O acolhimento infantil é uma medida protetiva, excepcional e temporária, prevista em lei – tanto na Constituição Federal, quanto no Estatuto da Criança e do Adolescente (ECA), que completa 32 anos nesta quarta-feira (13/7) – e tem como objetivo o abrigamento de meninas e meninos que estejam em situação de vulnerabilidade, maus-tratos, abandono, violência física, abuso sexual ou outra situação que viole a garantia de proteção e dignidade.

Dados do Diagnóstico Nacional da Primeira Infância, produzido pelo CNJ em parceria com o Programa Nacional das Nações Unidas (PNUD), mostram que, em 2020, mais de 30 mil crianças e adolescentes estavam acolhidos no País e a negligência representava cerca de 30% dos motivos de acolhimento, seguidos por conflitos em ambiente familiar (15%) e drogadição de integrantes da família (8%).
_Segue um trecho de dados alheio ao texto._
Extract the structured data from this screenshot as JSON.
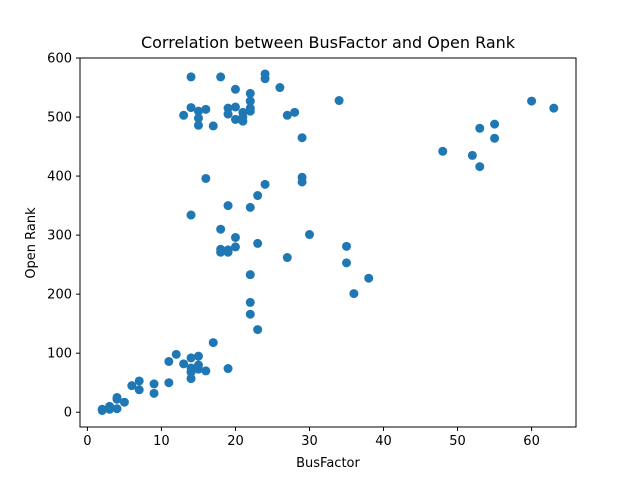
{
  "chart_data": {
    "type": "scatter",
    "title": "Correlation between BusFactor and Open Rank",
    "xlabel": "BusFactor",
    "ylabel": "Open Rank",
    "xlim": [
      -1,
      66
    ],
    "ylim": [
      -25,
      600
    ],
    "x_ticks": [
      "0",
      "10",
      "20",
      "30",
      "40",
      "50",
      "60"
    ],
    "y_ticks": [
      "0",
      "100",
      "200",
      "300",
      "400",
      "500",
      "600"
    ],
    "grid": false,
    "marker_color": "#1f77b4",
    "points": [
      {
        "x": 2,
        "y": 3
      },
      {
        "x": 2,
        "y": 5
      },
      {
        "x": 3,
        "y": 10
      },
      {
        "x": 3,
        "y": 5
      },
      {
        "x": 4,
        "y": 6
      },
      {
        "x": 4,
        "y": 25
      },
      {
        "x": 4,
        "y": 22
      },
      {
        "x": 5,
        "y": 17
      },
      {
        "x": 6,
        "y": 45
      },
      {
        "x": 7,
        "y": 53
      },
      {
        "x": 7,
        "y": 38
      },
      {
        "x": 9,
        "y": 48
      },
      {
        "x": 9,
        "y": 32
      },
      {
        "x": 11,
        "y": 50
      },
      {
        "x": 11,
        "y": 86
      },
      {
        "x": 12,
        "y": 98
      },
      {
        "x": 13,
        "y": 82
      },
      {
        "x": 14,
        "y": 92
      },
      {
        "x": 14,
        "y": 75
      },
      {
        "x": 14,
        "y": 68
      },
      {
        "x": 14,
        "y": 57
      },
      {
        "x": 15,
        "y": 95
      },
      {
        "x": 15,
        "y": 80
      },
      {
        "x": 15,
        "y": 73
      },
      {
        "x": 16,
        "y": 70
      },
      {
        "x": 17,
        "y": 118
      },
      {
        "x": 19,
        "y": 74
      },
      {
        "x": 14,
        "y": 568
      },
      {
        "x": 13,
        "y": 503
      },
      {
        "x": 14,
        "y": 516
      },
      {
        "x": 15,
        "y": 510
      },
      {
        "x": 15,
        "y": 498
      },
      {
        "x": 15,
        "y": 486
      },
      {
        "x": 16,
        "y": 513
      },
      {
        "x": 17,
        "y": 485
      },
      {
        "x": 18,
        "y": 568
      },
      {
        "x": 19,
        "y": 515
      },
      {
        "x": 19,
        "y": 505
      },
      {
        "x": 20,
        "y": 547
      },
      {
        "x": 20,
        "y": 517
      },
      {
        "x": 20,
        "y": 496
      },
      {
        "x": 21,
        "y": 508
      },
      {
        "x": 21,
        "y": 493
      },
      {
        "x": 21,
        "y": 500
      },
      {
        "x": 22,
        "y": 540
      },
      {
        "x": 22,
        "y": 527
      },
      {
        "x": 22,
        "y": 515
      },
      {
        "x": 22,
        "y": 510
      },
      {
        "x": 24,
        "y": 573
      },
      {
        "x": 24,
        "y": 565
      },
      {
        "x": 26,
        "y": 550
      },
      {
        "x": 27,
        "y": 503
      },
      {
        "x": 28,
        "y": 508
      },
      {
        "x": 29,
        "y": 465
      },
      {
        "x": 34,
        "y": 528
      },
      {
        "x": 16,
        "y": 396
      },
      {
        "x": 14,
        "y": 334
      },
      {
        "x": 18,
        "y": 310
      },
      {
        "x": 18,
        "y": 276
      },
      {
        "x": 18,
        "y": 271
      },
      {
        "x": 19,
        "y": 350
      },
      {
        "x": 19,
        "y": 275
      },
      {
        "x": 19,
        "y": 271
      },
      {
        "x": 20,
        "y": 296
      },
      {
        "x": 20,
        "y": 280
      },
      {
        "x": 22,
        "y": 347
      },
      {
        "x": 22,
        "y": 233
      },
      {
        "x": 22,
        "y": 186
      },
      {
        "x": 22,
        "y": 166
      },
      {
        "x": 23,
        "y": 367
      },
      {
        "x": 23,
        "y": 286
      },
      {
        "x": 23,
        "y": 140
      },
      {
        "x": 24,
        "y": 386
      },
      {
        "x": 27,
        "y": 262
      },
      {
        "x": 29,
        "y": 398
      },
      {
        "x": 29,
        "y": 390
      },
      {
        "x": 30,
        "y": 301
      },
      {
        "x": 35,
        "y": 281
      },
      {
        "x": 35,
        "y": 253
      },
      {
        "x": 36,
        "y": 201
      },
      {
        "x": 38,
        "y": 227
      },
      {
        "x": 48,
        "y": 442
      },
      {
        "x": 52,
        "y": 435
      },
      {
        "x": 53,
        "y": 481
      },
      {
        "x": 53,
        "y": 416
      },
      {
        "x": 55,
        "y": 488
      },
      {
        "x": 55,
        "y": 464
      },
      {
        "x": 60,
        "y": 527
      },
      {
        "x": 63,
        "y": 515
      }
    ]
  }
}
Já os casos de órfãos que chegaram às Varas de Infância representavam apenas 0,4% do total.

“A ideia de que a orfandade é que levava as crianças para o acolhimento não existe mais. Na verdade, a maioria das crianças que perdem os pais costuma ter o apoio da família extensa”, diz a presidente do Colégio de Coordenadores de Varas de Infância e membro do Fórum Nacional da Infância e Juventude (Foninj/CNJ), juíza Noeli Salete Tavares Reback.

Quando a criança vai para o acolhimento, segundo a magistrada, geralmente há um histórico familiar de abandono e desassistência, que podem ser reflexo de um “costume” de descaso. “Normalmente, não é a situação econômica da família que afasta as crianças, mas uma condição mínima de cuidado que não é observado por esses pais e mães”.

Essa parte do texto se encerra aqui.